Phylos gritó de terror.
— Eres Hécate — dijo Heleno muy sorprendido ante aquella aparición —. ¿Qué haces aquí? ¿Qué quieres?
— Vine a cumplir con lo que debí cumplir hace años — respondió la diosa.
Heleno sabía muy bien que nada bueno esperaba. Aquella diosa, era maléfica. Era la representación de todos los males y terrores de la noche.
Luego se acercó a Phylos y lo empujó hacia el lugar donde estaban trazados los círculos.
Heleno trató de detenerla, pero la fuerza de los espectros era mucho mayor.
Crésida tenía un cuchillo en sus manos.
¿De dónde lo había sacado? Ese era un misterio sin resolver.

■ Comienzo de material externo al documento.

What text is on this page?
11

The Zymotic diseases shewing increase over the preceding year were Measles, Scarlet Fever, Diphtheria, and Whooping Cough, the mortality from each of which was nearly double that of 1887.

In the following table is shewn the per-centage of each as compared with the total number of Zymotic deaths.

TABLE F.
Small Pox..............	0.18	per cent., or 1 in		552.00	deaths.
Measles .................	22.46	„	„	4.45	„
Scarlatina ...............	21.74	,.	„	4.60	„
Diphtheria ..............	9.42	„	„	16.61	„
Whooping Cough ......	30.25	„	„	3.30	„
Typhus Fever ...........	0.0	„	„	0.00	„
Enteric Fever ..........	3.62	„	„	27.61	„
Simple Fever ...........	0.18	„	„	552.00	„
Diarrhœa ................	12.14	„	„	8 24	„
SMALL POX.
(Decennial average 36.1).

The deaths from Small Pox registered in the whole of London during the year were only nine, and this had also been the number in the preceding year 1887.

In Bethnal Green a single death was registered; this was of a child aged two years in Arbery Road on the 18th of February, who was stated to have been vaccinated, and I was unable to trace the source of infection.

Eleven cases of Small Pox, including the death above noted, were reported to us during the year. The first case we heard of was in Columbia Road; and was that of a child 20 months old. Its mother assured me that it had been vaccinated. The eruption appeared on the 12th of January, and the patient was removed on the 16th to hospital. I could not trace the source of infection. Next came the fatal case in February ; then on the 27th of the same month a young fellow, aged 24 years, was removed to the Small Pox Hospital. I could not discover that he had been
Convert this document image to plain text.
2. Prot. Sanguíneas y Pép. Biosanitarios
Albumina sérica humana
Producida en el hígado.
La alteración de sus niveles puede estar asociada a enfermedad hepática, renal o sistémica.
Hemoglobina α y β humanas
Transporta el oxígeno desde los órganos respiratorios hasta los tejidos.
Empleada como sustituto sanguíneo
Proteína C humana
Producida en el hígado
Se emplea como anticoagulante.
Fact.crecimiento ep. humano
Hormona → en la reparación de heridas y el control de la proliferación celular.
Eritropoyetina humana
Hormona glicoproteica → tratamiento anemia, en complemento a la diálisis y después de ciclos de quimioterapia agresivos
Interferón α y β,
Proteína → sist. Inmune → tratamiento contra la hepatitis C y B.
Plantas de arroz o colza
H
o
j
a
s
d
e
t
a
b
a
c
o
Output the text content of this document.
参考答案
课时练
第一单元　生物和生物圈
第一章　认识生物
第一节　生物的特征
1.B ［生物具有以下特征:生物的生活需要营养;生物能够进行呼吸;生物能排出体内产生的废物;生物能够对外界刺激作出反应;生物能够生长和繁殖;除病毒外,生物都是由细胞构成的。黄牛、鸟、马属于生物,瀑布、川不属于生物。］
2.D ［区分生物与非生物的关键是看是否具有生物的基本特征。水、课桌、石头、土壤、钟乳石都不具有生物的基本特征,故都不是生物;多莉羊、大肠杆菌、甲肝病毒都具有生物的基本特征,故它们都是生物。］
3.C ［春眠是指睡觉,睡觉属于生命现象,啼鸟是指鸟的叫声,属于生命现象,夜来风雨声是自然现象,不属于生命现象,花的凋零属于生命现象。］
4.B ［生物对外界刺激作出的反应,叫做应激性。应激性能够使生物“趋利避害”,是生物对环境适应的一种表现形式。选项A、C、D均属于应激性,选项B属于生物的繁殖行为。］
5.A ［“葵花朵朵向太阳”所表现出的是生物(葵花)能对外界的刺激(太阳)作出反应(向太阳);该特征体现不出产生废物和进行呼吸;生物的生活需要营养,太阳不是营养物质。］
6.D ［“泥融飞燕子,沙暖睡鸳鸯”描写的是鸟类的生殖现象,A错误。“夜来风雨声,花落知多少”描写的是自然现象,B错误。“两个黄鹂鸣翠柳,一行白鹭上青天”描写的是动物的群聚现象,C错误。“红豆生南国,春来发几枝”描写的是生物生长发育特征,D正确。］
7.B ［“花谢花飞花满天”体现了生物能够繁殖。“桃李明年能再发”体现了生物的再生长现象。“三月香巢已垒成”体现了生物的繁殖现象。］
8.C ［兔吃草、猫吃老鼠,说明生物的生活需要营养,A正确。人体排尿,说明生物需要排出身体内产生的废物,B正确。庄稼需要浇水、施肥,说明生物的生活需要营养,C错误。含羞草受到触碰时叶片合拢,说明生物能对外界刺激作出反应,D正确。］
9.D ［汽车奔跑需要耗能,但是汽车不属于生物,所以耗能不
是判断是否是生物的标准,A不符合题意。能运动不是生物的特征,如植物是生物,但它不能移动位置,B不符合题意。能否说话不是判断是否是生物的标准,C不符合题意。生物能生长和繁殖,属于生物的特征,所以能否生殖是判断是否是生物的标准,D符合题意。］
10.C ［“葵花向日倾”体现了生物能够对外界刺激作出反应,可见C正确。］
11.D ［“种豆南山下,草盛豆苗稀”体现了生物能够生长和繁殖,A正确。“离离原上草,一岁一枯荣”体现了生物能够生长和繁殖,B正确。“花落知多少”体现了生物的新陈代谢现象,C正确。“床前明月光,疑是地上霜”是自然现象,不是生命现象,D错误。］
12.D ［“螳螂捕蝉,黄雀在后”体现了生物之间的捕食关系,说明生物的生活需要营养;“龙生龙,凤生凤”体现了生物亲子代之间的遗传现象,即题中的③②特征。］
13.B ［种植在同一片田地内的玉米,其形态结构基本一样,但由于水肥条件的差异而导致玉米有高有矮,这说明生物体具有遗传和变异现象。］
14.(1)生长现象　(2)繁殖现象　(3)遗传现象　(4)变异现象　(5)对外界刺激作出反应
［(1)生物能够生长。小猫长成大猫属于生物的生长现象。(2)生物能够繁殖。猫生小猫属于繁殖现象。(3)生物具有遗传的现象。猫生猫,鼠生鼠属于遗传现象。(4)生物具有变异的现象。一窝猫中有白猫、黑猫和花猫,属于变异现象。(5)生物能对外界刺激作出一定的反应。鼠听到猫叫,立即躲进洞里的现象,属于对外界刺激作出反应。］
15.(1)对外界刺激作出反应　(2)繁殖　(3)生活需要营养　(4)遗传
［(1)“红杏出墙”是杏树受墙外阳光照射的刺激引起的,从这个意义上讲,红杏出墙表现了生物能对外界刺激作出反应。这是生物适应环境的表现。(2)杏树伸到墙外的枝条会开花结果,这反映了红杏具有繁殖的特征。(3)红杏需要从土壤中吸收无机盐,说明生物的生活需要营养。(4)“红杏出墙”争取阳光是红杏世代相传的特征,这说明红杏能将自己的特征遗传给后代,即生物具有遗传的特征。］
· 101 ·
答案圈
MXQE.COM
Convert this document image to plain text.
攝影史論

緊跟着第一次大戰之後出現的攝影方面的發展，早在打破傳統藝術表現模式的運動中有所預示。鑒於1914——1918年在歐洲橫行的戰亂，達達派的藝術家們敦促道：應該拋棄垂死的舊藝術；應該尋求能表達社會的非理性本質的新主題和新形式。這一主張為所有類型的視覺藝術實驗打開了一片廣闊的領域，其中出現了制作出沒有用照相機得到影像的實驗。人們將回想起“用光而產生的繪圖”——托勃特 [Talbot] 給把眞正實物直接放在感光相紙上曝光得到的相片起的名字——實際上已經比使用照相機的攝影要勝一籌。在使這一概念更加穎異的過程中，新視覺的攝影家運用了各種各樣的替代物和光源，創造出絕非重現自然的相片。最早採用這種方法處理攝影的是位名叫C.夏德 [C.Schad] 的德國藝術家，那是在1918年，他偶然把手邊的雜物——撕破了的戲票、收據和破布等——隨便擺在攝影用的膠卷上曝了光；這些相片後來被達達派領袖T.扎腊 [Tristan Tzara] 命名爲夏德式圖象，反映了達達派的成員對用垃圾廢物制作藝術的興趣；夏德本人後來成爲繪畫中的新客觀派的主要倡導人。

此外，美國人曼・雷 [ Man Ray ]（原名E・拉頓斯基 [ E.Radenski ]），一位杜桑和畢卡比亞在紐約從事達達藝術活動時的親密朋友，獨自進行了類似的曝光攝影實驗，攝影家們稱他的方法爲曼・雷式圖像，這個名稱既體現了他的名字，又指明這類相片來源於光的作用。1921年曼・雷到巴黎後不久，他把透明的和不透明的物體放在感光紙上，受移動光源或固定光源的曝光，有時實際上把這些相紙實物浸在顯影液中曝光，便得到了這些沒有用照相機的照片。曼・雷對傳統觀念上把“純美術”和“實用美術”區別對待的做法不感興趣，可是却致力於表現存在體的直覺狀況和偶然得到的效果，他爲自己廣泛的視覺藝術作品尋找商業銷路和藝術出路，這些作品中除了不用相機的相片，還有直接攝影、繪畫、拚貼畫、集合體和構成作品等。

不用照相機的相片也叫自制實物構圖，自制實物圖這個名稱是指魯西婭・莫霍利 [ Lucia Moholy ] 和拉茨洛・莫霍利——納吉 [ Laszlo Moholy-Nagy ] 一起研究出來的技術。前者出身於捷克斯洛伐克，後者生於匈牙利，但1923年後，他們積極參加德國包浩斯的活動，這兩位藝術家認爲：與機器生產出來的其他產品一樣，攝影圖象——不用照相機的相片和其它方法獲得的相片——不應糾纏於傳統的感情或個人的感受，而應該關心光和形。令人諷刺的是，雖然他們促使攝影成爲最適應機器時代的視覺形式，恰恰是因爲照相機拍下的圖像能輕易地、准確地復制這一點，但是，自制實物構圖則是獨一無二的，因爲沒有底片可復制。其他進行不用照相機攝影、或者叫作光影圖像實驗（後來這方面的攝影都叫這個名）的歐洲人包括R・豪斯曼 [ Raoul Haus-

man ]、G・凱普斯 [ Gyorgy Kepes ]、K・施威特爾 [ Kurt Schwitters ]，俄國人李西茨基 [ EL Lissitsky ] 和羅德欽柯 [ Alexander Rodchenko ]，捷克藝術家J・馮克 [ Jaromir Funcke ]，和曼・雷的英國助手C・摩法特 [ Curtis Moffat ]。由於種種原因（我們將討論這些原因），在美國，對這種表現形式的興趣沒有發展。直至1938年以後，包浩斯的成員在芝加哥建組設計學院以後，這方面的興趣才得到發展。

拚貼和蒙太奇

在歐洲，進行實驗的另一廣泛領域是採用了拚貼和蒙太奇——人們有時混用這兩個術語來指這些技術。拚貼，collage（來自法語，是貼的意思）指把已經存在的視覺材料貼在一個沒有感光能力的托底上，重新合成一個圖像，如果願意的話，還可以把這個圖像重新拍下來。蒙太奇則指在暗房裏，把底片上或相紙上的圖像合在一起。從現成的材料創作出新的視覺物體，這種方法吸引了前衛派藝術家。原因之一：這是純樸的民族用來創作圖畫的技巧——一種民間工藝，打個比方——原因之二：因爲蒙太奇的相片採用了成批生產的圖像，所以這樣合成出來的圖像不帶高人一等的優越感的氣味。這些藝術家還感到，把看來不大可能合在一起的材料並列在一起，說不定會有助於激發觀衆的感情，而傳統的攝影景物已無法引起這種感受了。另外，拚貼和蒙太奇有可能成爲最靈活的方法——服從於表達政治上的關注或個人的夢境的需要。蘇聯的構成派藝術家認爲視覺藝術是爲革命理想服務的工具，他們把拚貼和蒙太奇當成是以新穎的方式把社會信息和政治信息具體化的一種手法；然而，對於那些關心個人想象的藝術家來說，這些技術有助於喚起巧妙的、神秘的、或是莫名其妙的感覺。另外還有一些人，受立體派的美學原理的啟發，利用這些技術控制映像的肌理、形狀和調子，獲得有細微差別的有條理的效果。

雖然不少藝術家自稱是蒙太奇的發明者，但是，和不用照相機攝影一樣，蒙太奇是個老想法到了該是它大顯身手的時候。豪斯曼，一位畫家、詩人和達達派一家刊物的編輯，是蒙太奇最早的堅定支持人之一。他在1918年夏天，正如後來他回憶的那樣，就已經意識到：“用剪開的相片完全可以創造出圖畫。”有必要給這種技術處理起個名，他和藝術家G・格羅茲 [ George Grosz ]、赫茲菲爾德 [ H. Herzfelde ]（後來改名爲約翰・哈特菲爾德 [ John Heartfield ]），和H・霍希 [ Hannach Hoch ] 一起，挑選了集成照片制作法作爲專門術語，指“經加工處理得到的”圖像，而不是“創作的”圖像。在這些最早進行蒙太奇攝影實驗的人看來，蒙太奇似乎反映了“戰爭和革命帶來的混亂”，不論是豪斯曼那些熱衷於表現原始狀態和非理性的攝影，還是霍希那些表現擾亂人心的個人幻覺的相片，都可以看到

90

— No le hagan daño al niño — suplicó Heleno.
— Es sangre de mirmidón, sangre de Aquiles — susurró Crésida, mientras Phylos le era acercado hasta ella.
Luego, acostó al niño entre cada círculo, y con el cuchillo empezó a perforarle el estómago.
— ¡No! — gritó Heleno.
Pero los gritos sofocantes de Phylos eran aún más desesperantes. Mientras el cuchillo de Crésida le perforaba su estómago y su pecho. La sangre comenzó a emanar y a regarse sobre la tierra profanada del Altar Mayor.
Heleno comenzó a forcejear contra los espectros que lo detenían, viendo aquella sádica y atemorizante escena del sacrificio.
Unas luces espectrales salieron del interior de los círculos. Se tornaron cada vez más opacas hasta tomar forma. Forma humana.
Crésida había visto muchas cosas extrañas, pero jamás algo igual a aquello.
— Vuelvan a la vida — exclamó Hécate —. Nada será como antes, pero será mejor. Nada volverá a hacerles daño.